Tuesday, July 14, 2015
My name is Sarah Leigh and I have a problem. I fall in love with secondary characters. I love the main characters, too, of course, but I have their story before me. I often get derailed by a burning need to know the story of the secondary characters and it is all Elizabeth Boyle's fault. She breathes life and shenanigans into characters who most writers present as staid props. And before Mrs. Boyle, I was never a fan of romance. It was just too sketchy for my tastes, but leave it to her to make snobby me break down and embrace stories outside of my normal genres. Again, I place the burden of blame at her feet. She writes series and if you know me any at all, you know that I absolutely detest waiting for a new book in a series. I'm twisted, I know, but I want all books available so I can read without pause, but on the same token, I am loathe to allow a series to end for fear of the characters living life without telling me the rest of their story.
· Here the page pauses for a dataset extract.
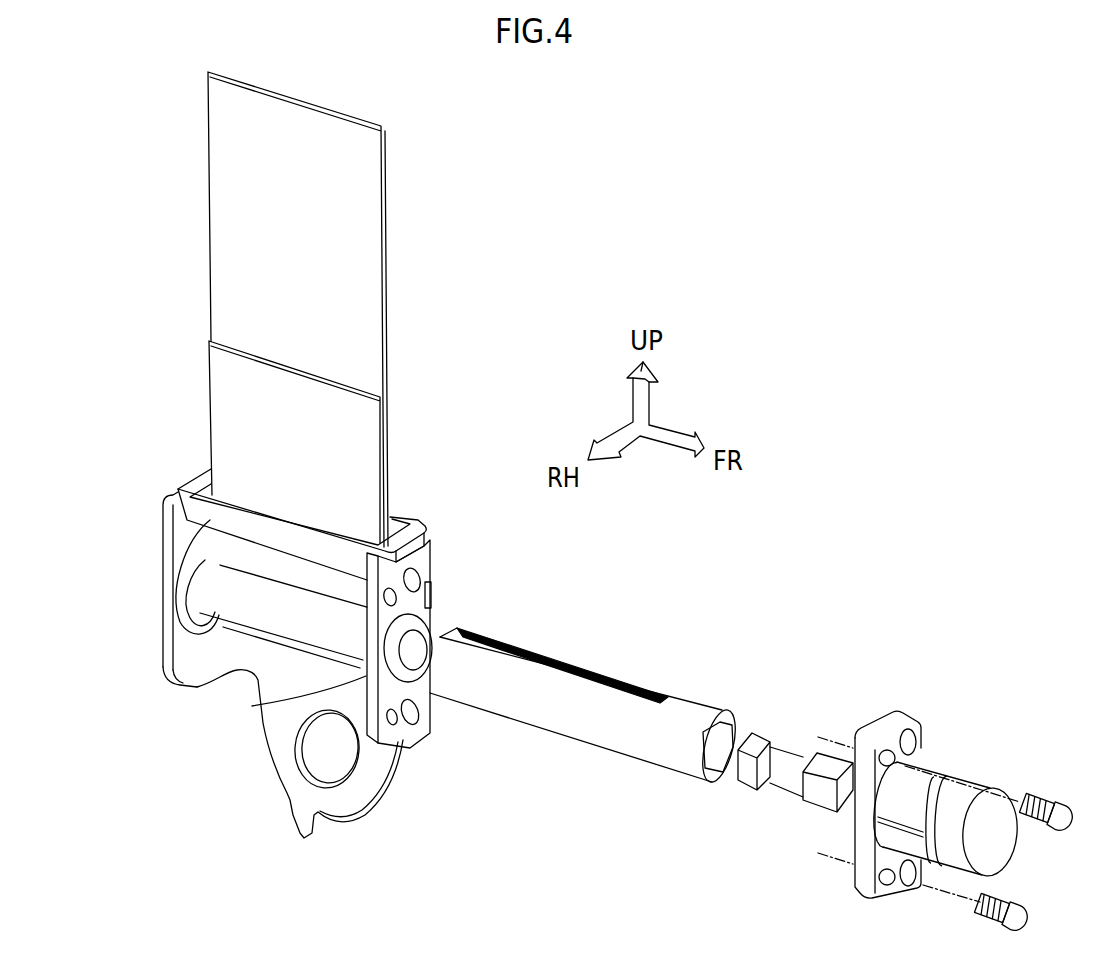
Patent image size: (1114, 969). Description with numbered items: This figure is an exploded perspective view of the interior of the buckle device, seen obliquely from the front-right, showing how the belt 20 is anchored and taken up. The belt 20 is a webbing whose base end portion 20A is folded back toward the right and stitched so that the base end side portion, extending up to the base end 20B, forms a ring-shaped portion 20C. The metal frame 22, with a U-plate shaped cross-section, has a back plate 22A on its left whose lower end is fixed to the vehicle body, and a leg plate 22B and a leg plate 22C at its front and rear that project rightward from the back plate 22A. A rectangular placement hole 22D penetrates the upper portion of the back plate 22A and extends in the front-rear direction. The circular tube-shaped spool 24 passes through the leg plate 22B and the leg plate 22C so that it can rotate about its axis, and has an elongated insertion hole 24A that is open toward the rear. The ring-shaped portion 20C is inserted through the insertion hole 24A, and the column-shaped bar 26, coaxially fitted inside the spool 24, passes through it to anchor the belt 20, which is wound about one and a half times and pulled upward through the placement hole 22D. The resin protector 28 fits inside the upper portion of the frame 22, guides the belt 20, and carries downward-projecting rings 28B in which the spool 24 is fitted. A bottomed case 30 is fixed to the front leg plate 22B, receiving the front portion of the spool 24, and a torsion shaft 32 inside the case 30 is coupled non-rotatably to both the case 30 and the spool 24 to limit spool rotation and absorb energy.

At the risk of confirmation from the lady herself, I must confess to all but harassing her about new books and beloved characters. Because I love the secondary characters and I'm dying to read their adventure. For example, I've just read Mad About the Major (late, I know, but I'm lucky that I remember to don matching socks and/or shoes) and I loved it. Perhaps not one of my favorites, but it was cute and fleshed out just so. I enjoyed the simplicity of feelings between the two. The twist was no twist at all, but that made it charming. Being right about it somehow just made it seem so very right and fateful. 😉 Quite a lovely story, but now I'm a simmering pot of desire to read about Tuck and the last Tempest sister. All those excerpts drag me in. I liked ol' Tuck in Louisa's story and I found Lavinia to be of a romantic nature. Dancing and floundering in a puddle of ladies at Almack's after Alaster released his hold on her... I just need to know!!!!